Sunday, November 18, 2007

Dutch is Life


It’s been a good week, especially at work; I’ve been assigned to an investigation (to research what crimes we can charge), so that’s been fun. Yesterday, I watched a parade go by my apartment in honor of Sinterklaas. Though they celebrate Christmas in Holland, the bigger holiday is Sinterklaas, held on December 5th. I didn’t take the attached picture, but that’s him in his bishop’s hat, along with his assistant Black Pete (Zwarte Piet). In fact, the entire parade was made up of men in blackface. I do believe it was the first time I’ve seen blackface when it wasn’t meant to be ironic; some of them were playing instruments and dancing around with jazz hands, as if straight out of a minstrel show. For a country that’s so progressive in so many ways, it was rather jaw-dropping to see how the Dutch think nothing of this practice.

Besides that parade, there wasn’t anything too out of the ordinary. Rather than recap the week, I thought I might note a few idiosyncrasies about life here in The Hague:

- I was on a roll for a while of getting in trouble every time I went to the supermarket. One time, I didn’t know you had to weigh your own fruit, so I held up the entire check-out line while someone ran back to do it for me. Another time, security surrounded me because I took a grocery bag without paying for it (as apparently you have to do here). I think I’m getting the hang of things now, though.

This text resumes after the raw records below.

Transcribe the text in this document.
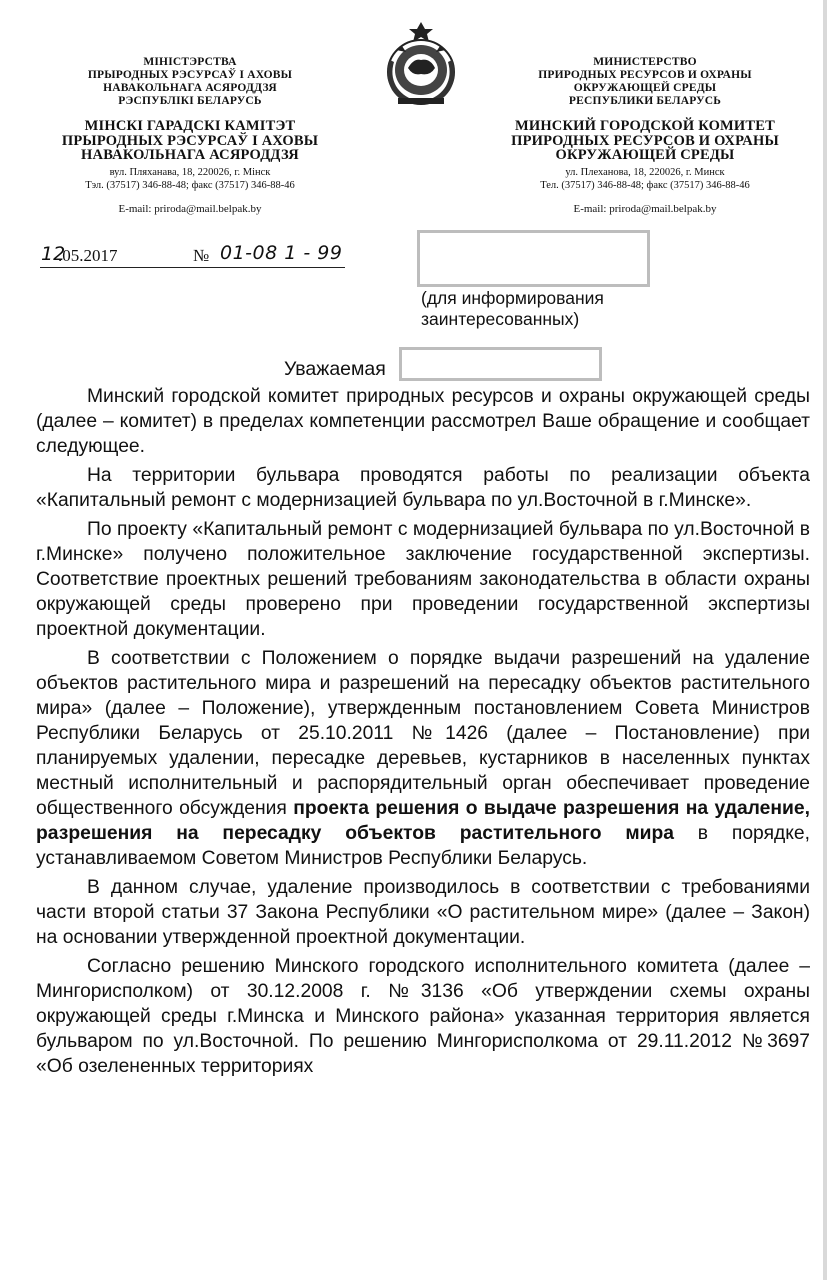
МІНІСТЭРСТВА
ПРЫРОДНЫХ РЭСУРСАЎ І АХОВЫ
НАВАКОЛЬНАГА АСЯРОДДЗЯ
РЭСПУБЛІКІ БЕЛАРУСЬ
МІНСКІ ГАРАДСКІ КАМІТЭТ
ПРЫРОДНЫХ РЭСУРСАЎ І АХОВЫ
НАВАКОЛЬНАГА АСЯРОДДЗЯ
вул. Пляханава, 18, 220026, г. Мінск
Тэл. (37517) 346-88-48; факс (37517) 346-88-46
E-mail: priroda@mail.belpak.by
МИНИСТЕРСТВО
ПРИРОДНЫХ РЕСУРСОВ И ОХРАНЫ
ОКРУЖАЮЩЕЙ СРЕДЫ
РЕСПУБЛИКИ БЕЛАРУСЬ
МИНСКИЙ ГОРОДСКОЙ КОМИТЕТ
ПРИРОДНЫХ РЕСУРСОВ И ОХРАНЫ
ОКРУЖАЮЩЕЙ СРЕДЫ
ул. Плеханова, 18, 220026, г. Минск
Тел. (37517) 346-88-48; факс (37517) 346-88-46
E-mail: priroda@mail.belpak.by
12
.05.2017	№ 01-08 1 - 99
(для информирования
заинтересованных)
Уважаемая

Минский городской комитет природных ресурсов и охраны окружающей среды (далее – комитет) в пределах компетенции рассмотрел Ваше обращение и сообщает следующее.

На территории бульвара проводятся работы по реализации объекта «Капитальный ремонт с модернизацией бульвара по ул.Восточной в г.Минске».

По проекту «Капитальный ремонт с модернизацией бульвара по ул.Восточной в г.Минске» получено положительное заключение государственной экспертизы. Соответствие проектных решений требованиям законодательства в области охраны окружающей среды проверено при проведении государственной экспертизы проектной документации.

В соответствии с Положением о порядке выдачи разрешений на удаление объектов растительного мира и разрешений на пересадку объектов растительного мира» (далее – Положение), утвержденным постановлением Совета Министров Республики Беларусь от 25.10.2011 №1426 (далее – Постановление) при планируемых удалении, пересадке деревьев, кустарников в населенных пунктах местный исполнительный и распорядительный орган обеспечивает проведение общественного обсуждения проекта решения о выдаче разрешения на удаление, разрешения на пересадку объектов растительного мира в порядке, устанавливаемом Советом Министров Республики Беларусь.

В данном случае, удаление производилось в соответствии с требованиями части второй статьи 37 Закона Республики «О растительном мире» (далее – Закон) на основании утвержденной проектной документации.

Согласно решению Минского городского исполнительного комитета (далее – Мингорисполком) от 30.12.2008 г. №3136 «Об утверждении схемы охраны окружающей среды г.Минска и Минского района» указанная территория является бульваром по ул.Восточной. По решению Мингорисполкома от 29.11.2012 №3697 «Об озелененных территориях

- The biggest difference about the Dutch grocery stores is that the food has no preservatives. Everything is probably healthier, but everything also goes bad very quickly. It’s already happened a number of times that I try to pour milk on my cereal and it comes out in chunks. Lovely. One time, I was eating a tuna sandwich, and a mealworm crawled out. I was so hungry that I almost finished the sandwich anyway, until someone convinced me not to.

- We don’t have a fire alarm in my office building. Instead, a woman’s voice politely asks over the loudspeaker for everyone to head outside. I’m pretty sure if that were our fire alarm in California, we all would have died a long time ago.

- “Cool Ranch” Doritos are instead called “Cool American.” (Do they not have ranch here?) The movie “Live Free or Die Hard” is called “Die Hard 4.0.” (I guess they didn’t appreciate the New Hampshire reference.) A few other things are tweaked like this, but not many.

- I am a big fan of the cheese here, and my favorite snack is a stroopwaffle. It’s basically a sandwich made out of waffles filled with caramel. So delicious...

- Every one of the interns must go through two rights of passage: first, everyone at some point falls down the stairs, since Dutch stairs are absurdly steep. (As of yesterday, I’ve fallen down the stairs three times, which my landlady tells me is a new record here.) Second, everyone at some point gets their bike tires stuck in the tram tracks, since for some reason they are the perfect width to fit in the track. (Everyone also gets their bikes stolen – a booming industry in the Netherlands – though thankfully my bike is too much of a piece of junk to steal.)